How different are those two groups? I know when we bought a PC back in '95 or so it automatically came with a copy of Encarta, so clearly the expectation then was that every computer user would be an encyclopaedia user. (I have no idea what the situation is now - that was pre-WWW, and people tend to go online for information now.) I forget the numbers, but I think it's now more than 50% of the population in the US, EC, Japan etc who have computers. So I think "encyclopaedia users" covers a pretty major chunk of society.

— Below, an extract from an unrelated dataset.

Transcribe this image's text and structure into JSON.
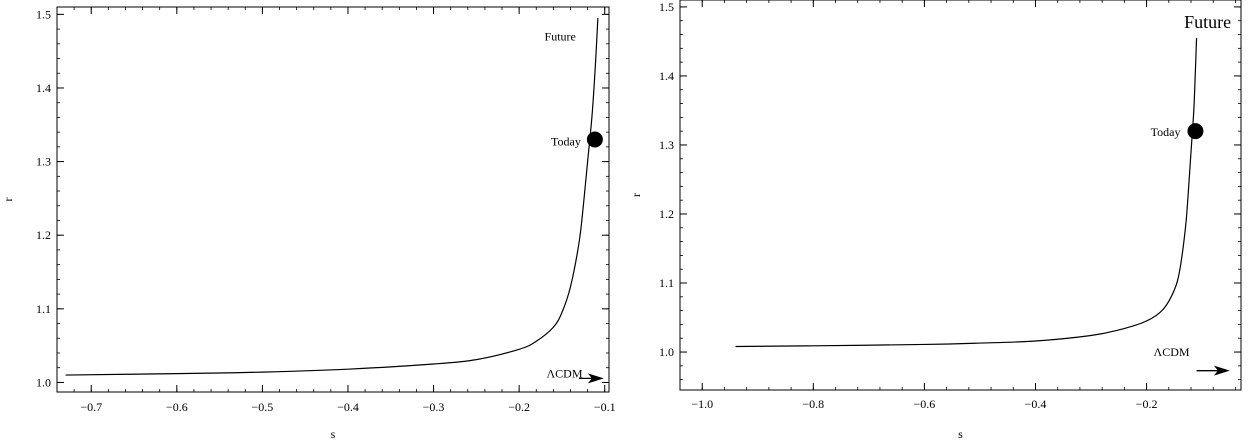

the Quantum physics article should be pitched at the average person who specifically asks to read about quantum physics
Right, but who is that? Is it 80% people who
have to read it (for a course, or something), and only 20% who are just curious, or are the numbers the other way around? I have no idea, actually... And even if it's the first, the 80% might be composed in large part of high-school students or undergrads trying to do a paper in a field that's not their speciality.
We might also look at publishing numbers; how many copies of 'popular science' books on an average technical subject (e.g. QM) sell, versus how many textbooks? I wouldn't at all be suprised to find that the PS books outsell the textbooks, in terms of volume.
This came up Monday: my daughter just began an advanced college couse in material science (in an engineering school), and the professor asked how many knew any quantum physics. Only one person said yes. The others will want to read the CZ article.
Yeah, but probably the /Advanced one - the one that lost the BBC guy after the first para. I suspect there are a lot of people like him - read a news story about something, want to find out more background, go to Wikipedia (or here), and get blown out of the water...
Heck,
I got lost in the far corners of that original QM article - and I know enough about it to write the intro version!